The Frieze of Life
Artist: Edvard Munch
The room is dark blue. Munch’s paintings hang on each wall of the rectangular room. In the middle of the room are two benches. As you enter the room, The Dance of Life is directly in front of you. The Scream is to its right and the painting Madonna is to its left. This whole wall shows works from The Frieze of Life.
On 12 November 1892, Edvard Munch opened an exhibition of his works in Berlin. As soon as the doors of the venue opened, he heard laughter and whispering among the visitors. People thought that the paintings were ridiculous and grotesque, and that they looked unfinished and like sketches. The exhibition became a scandal, and after just a few days, it was boycotted and closed.
But the exhibition also made Munch famous. He settled in Berlin, and the following year he held a new exhibition in the city. This was where he first presented a series of paintings on the theme of love. This series would be the start of what would later develop into The Frieze of Life –series of paintings in which Munch – taking his own experiences as his starting point – aimed to paint the inner life and psyche of modern man.

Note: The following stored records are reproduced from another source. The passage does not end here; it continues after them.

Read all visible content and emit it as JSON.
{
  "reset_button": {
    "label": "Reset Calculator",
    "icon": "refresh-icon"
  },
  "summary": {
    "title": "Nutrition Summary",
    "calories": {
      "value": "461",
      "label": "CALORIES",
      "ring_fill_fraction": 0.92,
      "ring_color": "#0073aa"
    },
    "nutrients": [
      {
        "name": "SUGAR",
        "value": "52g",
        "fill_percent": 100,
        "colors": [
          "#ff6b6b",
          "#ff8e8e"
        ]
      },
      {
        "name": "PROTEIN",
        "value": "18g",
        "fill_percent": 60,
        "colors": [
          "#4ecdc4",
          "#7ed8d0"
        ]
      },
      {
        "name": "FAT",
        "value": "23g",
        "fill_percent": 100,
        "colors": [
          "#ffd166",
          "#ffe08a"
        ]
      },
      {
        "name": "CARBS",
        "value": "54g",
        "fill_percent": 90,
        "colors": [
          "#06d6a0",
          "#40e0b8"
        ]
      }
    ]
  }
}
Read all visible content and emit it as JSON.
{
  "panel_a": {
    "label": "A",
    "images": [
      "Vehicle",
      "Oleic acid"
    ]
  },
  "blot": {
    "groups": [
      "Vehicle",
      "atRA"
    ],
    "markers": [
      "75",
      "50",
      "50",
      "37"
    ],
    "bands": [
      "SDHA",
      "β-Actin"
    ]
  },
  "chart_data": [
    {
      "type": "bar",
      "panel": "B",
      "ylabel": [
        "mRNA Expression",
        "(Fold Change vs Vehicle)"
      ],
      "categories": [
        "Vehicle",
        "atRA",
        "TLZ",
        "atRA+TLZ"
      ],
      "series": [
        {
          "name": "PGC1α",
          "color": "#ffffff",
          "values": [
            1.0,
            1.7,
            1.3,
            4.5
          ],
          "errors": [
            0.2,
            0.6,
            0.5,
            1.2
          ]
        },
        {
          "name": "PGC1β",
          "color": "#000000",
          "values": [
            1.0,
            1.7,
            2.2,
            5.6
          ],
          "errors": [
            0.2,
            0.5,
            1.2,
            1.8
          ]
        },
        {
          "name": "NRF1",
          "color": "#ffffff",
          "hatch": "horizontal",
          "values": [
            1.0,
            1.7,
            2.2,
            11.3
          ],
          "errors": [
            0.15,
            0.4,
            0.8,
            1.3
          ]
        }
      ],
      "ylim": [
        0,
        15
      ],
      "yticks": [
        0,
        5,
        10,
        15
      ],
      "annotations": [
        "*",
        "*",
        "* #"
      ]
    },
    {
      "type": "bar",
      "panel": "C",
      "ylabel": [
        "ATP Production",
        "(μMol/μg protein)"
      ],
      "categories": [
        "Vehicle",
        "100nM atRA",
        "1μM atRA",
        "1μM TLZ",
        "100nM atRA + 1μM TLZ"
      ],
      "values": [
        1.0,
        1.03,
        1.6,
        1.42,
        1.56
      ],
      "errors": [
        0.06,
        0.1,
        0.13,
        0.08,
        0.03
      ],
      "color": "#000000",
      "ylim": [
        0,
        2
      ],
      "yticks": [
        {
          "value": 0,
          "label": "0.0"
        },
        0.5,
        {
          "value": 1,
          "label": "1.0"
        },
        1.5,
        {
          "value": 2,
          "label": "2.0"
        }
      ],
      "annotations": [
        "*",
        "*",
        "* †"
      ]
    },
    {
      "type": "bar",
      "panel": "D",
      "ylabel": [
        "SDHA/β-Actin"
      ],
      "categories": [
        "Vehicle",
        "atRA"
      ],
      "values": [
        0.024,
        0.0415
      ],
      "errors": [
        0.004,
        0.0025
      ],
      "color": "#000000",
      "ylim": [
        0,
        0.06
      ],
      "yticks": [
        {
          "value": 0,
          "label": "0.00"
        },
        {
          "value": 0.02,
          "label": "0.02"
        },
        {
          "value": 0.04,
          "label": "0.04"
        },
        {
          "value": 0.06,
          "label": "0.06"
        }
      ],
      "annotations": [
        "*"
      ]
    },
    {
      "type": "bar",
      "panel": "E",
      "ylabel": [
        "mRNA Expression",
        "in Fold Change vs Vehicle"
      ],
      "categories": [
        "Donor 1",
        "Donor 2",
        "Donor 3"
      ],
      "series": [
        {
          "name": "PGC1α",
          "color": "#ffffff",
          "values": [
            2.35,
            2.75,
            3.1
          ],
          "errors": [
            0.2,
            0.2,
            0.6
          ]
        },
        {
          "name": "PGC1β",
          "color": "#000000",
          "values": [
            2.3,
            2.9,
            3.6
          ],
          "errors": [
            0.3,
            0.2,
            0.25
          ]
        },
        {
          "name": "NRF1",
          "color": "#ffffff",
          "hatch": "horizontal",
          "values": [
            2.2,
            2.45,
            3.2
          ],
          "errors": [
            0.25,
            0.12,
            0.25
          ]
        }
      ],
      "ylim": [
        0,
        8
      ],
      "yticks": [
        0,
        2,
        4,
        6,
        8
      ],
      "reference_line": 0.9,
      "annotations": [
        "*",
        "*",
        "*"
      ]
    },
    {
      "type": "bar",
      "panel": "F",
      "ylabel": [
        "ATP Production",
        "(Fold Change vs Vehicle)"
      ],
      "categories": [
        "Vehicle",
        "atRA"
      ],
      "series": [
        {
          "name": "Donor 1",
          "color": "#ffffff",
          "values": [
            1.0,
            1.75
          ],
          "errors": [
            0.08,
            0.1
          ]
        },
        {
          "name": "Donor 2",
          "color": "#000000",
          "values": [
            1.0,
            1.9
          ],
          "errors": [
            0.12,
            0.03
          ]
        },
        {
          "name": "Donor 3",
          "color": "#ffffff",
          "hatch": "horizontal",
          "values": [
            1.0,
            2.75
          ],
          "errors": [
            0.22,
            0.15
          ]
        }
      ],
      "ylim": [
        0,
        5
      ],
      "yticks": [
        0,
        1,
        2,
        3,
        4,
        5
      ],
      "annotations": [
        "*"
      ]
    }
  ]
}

In his own artistic manifesto, dated 1889, Munch had published the following statement:
“I will no longer paint interiors with people reading and women knitting. / I will paint living people who breathe, and feel, and suffer and love – / I will paint a series of such paintings / People will understand the sacredness of them, and take their hats off, as if they were in church.”

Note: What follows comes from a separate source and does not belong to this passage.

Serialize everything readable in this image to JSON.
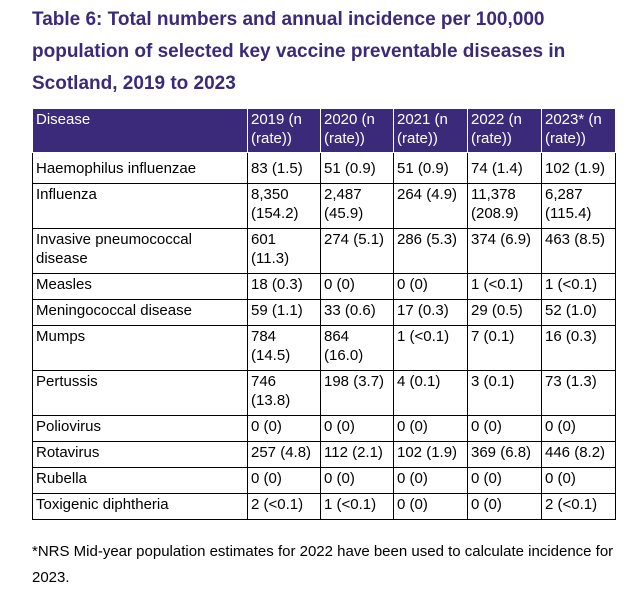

Munch’s way of painting was a reaction to Realism, which attempted to imitate the external world, and which was the leading art movement at the end of the 19th century. Munch said that he wished to portray human life, with all its suffering and emotion, rather than painting his external surroundings.

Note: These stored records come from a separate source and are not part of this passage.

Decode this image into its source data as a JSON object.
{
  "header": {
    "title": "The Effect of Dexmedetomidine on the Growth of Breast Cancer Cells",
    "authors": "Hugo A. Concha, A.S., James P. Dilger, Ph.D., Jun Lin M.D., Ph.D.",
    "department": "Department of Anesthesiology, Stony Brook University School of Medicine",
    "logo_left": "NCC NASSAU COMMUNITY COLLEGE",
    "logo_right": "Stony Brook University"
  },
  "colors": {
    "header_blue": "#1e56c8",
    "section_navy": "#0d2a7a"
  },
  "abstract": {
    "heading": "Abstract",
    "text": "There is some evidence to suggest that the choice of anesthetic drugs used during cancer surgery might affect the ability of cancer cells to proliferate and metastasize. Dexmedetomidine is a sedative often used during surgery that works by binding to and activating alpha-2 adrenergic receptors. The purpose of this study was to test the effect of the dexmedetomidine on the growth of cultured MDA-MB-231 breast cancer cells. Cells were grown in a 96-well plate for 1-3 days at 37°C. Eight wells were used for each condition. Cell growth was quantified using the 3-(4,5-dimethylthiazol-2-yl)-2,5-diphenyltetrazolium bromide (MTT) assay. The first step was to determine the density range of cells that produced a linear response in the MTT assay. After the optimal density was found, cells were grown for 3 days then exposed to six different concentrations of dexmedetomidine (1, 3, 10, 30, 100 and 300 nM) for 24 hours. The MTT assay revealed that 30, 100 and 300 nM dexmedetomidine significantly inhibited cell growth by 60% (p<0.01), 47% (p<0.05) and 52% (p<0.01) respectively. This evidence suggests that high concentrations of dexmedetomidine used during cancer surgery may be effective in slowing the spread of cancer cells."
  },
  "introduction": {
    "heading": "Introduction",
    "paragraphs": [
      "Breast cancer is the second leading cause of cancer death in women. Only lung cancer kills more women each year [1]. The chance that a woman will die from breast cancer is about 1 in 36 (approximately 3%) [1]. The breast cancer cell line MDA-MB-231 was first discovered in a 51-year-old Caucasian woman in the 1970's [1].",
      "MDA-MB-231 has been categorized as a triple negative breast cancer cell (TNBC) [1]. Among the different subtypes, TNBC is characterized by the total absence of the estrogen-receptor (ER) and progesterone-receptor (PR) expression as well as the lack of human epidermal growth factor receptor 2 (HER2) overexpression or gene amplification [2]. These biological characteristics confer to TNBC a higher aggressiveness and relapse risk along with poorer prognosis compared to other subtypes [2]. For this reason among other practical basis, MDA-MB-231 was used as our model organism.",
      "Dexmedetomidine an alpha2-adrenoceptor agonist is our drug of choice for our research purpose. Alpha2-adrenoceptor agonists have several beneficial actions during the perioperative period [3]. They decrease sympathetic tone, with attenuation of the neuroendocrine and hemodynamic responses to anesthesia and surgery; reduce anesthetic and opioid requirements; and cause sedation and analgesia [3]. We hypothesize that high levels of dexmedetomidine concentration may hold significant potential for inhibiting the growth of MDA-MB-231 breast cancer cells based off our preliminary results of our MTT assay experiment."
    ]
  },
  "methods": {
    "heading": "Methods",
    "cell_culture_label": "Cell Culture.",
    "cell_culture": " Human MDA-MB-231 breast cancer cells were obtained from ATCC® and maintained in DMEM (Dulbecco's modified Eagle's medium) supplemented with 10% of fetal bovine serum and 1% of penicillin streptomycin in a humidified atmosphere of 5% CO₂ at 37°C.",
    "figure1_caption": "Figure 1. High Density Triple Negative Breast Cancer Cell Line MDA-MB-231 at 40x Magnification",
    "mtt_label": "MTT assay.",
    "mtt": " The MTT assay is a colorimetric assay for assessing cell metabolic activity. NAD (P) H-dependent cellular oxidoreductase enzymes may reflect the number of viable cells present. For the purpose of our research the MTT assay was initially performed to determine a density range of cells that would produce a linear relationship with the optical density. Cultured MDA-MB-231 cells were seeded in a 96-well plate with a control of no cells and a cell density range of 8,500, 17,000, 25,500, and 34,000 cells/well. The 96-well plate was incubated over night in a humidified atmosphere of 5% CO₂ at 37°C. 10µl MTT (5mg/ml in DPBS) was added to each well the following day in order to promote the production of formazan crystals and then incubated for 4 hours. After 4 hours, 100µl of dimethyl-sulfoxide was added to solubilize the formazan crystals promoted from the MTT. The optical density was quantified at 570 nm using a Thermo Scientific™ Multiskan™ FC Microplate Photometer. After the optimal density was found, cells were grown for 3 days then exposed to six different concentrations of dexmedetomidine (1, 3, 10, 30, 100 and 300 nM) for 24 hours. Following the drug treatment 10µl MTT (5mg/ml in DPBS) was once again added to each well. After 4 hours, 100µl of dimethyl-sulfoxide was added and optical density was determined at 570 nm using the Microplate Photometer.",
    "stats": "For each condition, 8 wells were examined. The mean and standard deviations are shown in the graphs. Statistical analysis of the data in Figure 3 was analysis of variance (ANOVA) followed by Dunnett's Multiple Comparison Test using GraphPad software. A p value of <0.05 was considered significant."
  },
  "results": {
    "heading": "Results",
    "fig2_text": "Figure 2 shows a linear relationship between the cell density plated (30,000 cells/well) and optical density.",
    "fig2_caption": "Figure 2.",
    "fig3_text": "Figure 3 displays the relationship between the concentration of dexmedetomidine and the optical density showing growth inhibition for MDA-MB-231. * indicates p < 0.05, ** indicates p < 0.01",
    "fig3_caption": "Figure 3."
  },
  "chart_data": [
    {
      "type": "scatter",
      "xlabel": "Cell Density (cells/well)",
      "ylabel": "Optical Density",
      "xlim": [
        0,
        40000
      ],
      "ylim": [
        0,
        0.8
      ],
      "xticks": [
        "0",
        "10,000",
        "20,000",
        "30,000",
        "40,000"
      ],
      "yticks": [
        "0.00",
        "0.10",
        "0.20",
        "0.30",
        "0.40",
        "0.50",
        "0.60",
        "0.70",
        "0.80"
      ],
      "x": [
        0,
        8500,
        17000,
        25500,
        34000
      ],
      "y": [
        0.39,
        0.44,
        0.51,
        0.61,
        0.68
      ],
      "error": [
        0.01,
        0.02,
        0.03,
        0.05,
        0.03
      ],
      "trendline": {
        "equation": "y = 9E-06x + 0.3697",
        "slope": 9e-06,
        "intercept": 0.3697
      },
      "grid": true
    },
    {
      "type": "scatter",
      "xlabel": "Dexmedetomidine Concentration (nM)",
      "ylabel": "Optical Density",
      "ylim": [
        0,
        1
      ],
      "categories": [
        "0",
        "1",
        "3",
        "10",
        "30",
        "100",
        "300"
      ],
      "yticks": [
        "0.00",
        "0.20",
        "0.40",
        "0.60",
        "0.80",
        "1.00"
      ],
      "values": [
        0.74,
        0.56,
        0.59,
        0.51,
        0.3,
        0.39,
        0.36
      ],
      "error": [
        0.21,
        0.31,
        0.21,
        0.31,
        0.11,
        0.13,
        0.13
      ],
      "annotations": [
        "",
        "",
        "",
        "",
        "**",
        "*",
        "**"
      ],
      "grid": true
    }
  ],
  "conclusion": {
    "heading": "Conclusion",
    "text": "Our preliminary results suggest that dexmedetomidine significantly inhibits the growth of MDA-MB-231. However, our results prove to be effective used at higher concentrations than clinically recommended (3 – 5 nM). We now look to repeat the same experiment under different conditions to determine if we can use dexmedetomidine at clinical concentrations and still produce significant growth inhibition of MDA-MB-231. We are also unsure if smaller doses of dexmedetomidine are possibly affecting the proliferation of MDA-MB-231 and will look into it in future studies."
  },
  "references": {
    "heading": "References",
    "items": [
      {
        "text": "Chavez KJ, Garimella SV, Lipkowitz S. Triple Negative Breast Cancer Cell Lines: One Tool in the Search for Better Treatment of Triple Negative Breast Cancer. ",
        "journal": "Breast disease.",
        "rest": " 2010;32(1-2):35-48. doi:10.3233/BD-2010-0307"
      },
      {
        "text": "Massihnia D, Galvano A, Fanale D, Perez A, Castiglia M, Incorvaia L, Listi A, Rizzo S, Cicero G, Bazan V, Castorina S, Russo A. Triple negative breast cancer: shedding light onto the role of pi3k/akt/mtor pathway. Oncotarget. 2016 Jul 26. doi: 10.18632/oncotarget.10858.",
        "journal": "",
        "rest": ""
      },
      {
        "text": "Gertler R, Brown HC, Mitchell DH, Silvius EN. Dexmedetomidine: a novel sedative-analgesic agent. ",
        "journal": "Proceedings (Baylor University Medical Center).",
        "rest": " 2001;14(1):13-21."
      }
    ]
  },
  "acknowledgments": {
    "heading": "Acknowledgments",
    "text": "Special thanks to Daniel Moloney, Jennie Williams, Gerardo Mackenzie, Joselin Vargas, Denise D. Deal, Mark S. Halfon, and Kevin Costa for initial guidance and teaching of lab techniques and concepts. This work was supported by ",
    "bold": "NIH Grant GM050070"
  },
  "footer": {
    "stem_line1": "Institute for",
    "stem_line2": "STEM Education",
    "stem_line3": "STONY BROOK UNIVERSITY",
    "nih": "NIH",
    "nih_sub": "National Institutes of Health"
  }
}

In the series of paintings, which over 30 years after the scandalous exhibition in Berlin would gain the title The Frieze of Life, Munch aimed to express existential themes such as love and loss, sexuality, pain and loneliness, life and death.
The series includes several of Munch’s most famous works, such as Madonna, The Dance of Life, Death in the Sickroom, and the iconic The Scream.
Munch believed that images that might be baffling when viewed in isolation, would be more understandable when placed within a context.
As you can see, the paintings read almost like a written text or comic strip – when all the images are taken together, they create a single larger story, about the joys and sorrows of life.
Munch said himself that he considered this series to be one of the most important – if not the most important – of his works.